Nick estaba demasiado cerca de ella, junto a la puerta, mirándola fijamente con sus ojos oscuros y entrecerrados. Se apartó para darse a sí misma un poco de espacio para respirar. Le resultaba demasiado imponente físicamente, veinticinco centímetros más alto que ella y con aquel cuerpo de atleta, duro y esbelto. Tendría que ponerse de puntillas siquiera para darle un beso en el hueco de aquella garganta musculosa y bronceada. Aquel pensamiento aberrante la sobresaltó, la conmocionó, y ocultó su expresión de manera instintiva. De ningún modo podía permitir que Nick supiera que ella se sentía siquiera remotamente atraída por él; eso le daría un arma de enorme poder destructivo contra ella.
–Esto es una sorpresa –dijo en tono ligero, aunque no lo era–. Siéntate. ¿Te apetece un café, o tal vez té helado?
–Déjate de cortesías –contestó él avanzando hacia Miley, y ésta percibió el filo de fría cólera en su voz grave–. ¿Qué estás haciendo aquí?
–Vivo aquí –repuso Miley, arqueando las cejas en un gesto de falsa sorpresa. No esperaba tener la confrontación tan pronto; Nick era más eficiente de lo que ella imaginaba. 
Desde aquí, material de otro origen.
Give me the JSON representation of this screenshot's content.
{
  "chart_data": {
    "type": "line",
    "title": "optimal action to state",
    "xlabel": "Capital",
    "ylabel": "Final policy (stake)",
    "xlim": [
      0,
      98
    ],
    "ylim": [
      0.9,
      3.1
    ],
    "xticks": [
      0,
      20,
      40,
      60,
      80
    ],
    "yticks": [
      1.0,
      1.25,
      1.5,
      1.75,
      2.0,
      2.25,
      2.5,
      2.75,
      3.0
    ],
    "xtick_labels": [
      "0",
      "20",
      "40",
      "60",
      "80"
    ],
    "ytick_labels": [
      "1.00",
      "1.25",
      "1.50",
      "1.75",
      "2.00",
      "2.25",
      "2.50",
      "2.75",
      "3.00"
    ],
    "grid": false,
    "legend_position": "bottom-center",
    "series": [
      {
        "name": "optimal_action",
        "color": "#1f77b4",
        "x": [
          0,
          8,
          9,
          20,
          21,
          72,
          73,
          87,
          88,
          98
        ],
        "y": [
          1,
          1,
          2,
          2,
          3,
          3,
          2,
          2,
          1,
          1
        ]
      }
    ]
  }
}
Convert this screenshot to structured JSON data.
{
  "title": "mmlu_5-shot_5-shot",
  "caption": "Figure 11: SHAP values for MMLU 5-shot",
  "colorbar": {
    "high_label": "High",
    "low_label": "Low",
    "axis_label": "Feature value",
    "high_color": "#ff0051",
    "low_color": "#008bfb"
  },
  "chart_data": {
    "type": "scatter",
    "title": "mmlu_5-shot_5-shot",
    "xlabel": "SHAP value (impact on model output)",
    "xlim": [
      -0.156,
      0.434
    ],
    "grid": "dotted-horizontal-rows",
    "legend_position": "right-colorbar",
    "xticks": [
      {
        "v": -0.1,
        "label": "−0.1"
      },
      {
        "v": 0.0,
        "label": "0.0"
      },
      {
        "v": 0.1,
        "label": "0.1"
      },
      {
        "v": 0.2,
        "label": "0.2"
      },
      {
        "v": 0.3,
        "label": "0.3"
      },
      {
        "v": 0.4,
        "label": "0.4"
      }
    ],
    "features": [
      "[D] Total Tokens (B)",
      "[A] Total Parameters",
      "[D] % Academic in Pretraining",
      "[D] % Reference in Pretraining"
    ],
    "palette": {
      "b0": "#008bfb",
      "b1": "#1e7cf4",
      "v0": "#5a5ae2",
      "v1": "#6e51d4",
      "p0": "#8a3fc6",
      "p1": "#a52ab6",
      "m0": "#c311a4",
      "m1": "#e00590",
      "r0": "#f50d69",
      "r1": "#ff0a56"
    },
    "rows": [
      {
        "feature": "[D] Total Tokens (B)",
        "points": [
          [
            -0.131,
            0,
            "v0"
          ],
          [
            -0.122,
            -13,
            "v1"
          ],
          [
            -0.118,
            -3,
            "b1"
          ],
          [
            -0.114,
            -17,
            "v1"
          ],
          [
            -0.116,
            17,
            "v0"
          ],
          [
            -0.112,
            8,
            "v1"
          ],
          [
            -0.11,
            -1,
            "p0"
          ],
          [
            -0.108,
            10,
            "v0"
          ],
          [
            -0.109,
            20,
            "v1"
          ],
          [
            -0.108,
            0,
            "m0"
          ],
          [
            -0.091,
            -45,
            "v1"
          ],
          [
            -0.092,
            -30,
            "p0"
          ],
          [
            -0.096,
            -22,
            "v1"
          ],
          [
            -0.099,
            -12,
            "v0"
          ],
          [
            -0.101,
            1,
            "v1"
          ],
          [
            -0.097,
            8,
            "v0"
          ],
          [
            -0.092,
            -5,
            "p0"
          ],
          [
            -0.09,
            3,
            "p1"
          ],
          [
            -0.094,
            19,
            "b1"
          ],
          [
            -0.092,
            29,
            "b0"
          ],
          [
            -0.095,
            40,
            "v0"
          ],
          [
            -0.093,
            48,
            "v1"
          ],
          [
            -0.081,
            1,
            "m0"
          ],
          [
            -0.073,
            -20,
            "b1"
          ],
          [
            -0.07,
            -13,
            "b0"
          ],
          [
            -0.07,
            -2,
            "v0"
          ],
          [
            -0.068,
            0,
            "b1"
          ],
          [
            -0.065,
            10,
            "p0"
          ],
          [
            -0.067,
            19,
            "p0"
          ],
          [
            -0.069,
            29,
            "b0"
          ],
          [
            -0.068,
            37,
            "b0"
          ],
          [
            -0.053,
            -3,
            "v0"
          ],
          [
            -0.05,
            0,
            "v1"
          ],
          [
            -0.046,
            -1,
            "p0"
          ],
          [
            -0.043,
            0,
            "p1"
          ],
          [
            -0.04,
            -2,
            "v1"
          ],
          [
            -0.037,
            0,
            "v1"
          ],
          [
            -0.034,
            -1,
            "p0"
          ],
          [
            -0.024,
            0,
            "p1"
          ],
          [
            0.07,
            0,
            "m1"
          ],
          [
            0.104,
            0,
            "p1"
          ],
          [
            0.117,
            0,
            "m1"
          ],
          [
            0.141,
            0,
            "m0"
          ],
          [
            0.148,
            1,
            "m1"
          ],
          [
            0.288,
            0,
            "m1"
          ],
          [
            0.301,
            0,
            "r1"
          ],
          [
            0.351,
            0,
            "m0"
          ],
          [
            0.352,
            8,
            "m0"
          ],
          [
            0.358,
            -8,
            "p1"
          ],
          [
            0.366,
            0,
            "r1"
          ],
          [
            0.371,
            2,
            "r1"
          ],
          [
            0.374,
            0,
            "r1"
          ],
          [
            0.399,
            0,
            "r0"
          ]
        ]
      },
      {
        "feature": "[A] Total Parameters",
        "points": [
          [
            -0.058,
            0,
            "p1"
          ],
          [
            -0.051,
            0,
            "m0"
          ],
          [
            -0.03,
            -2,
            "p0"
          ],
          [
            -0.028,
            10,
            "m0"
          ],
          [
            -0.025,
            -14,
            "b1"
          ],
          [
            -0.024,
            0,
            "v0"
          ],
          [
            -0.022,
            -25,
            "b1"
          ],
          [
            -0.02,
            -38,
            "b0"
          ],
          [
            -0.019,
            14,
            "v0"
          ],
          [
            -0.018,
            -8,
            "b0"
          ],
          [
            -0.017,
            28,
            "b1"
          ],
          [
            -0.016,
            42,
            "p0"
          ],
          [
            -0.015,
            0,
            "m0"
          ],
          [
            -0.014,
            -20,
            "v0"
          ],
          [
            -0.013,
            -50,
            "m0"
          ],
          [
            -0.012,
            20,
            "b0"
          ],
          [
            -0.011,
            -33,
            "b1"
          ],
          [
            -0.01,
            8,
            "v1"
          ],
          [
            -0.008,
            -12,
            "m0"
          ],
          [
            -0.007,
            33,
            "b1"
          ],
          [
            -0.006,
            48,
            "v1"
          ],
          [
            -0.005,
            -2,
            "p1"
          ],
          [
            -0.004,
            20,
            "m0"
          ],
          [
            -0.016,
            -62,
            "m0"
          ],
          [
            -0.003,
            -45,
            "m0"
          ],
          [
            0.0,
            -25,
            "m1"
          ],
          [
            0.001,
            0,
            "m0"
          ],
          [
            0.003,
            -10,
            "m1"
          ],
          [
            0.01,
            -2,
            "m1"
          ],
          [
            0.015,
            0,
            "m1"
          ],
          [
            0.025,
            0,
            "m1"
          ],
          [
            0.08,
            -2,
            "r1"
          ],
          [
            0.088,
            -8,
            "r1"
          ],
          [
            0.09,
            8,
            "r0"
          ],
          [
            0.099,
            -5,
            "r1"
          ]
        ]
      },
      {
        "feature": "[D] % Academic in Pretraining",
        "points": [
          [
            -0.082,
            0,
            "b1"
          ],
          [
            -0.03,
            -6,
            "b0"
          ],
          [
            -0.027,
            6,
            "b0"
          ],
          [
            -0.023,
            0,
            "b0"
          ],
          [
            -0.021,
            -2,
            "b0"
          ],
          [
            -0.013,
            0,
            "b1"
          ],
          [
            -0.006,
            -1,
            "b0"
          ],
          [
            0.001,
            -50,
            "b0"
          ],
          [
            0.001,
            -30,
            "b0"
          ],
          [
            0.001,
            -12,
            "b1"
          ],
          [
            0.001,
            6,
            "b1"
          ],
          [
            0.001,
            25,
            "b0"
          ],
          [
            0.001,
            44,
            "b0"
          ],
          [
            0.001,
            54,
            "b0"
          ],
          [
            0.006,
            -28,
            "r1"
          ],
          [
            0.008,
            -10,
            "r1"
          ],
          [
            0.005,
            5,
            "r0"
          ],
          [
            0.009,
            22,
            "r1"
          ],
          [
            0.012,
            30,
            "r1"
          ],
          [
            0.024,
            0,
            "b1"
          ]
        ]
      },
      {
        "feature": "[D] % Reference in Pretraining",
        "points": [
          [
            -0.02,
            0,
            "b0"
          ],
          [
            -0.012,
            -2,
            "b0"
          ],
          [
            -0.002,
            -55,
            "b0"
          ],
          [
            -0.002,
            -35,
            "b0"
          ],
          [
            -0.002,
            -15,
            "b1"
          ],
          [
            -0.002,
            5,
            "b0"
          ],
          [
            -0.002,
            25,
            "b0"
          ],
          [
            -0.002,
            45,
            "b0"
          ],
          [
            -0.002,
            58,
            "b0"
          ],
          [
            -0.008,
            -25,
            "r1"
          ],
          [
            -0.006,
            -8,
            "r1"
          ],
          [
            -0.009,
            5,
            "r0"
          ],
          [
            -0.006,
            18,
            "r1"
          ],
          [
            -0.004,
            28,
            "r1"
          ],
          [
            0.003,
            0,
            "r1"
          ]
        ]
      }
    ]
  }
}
De nuevo se apartó, desesperada por mantener una distancia de seguridad entre ambos. La mirada de él se agudizó y acto seguido brilló de satisfacción y con una frialdad tal, que Miley comprendió que él se había dado cuenta de que su proximidad la ponía nerviosa. De manera que se detuvo, decidida a no hacerle ver que podía intimidarla de aquel modo, y se volvió para mirarlo de frente. Alzó la barbilla con una expresión serena y tranquila en sus ojos verdes. Le costó un poco de esfuerzo, pero lo consiguió.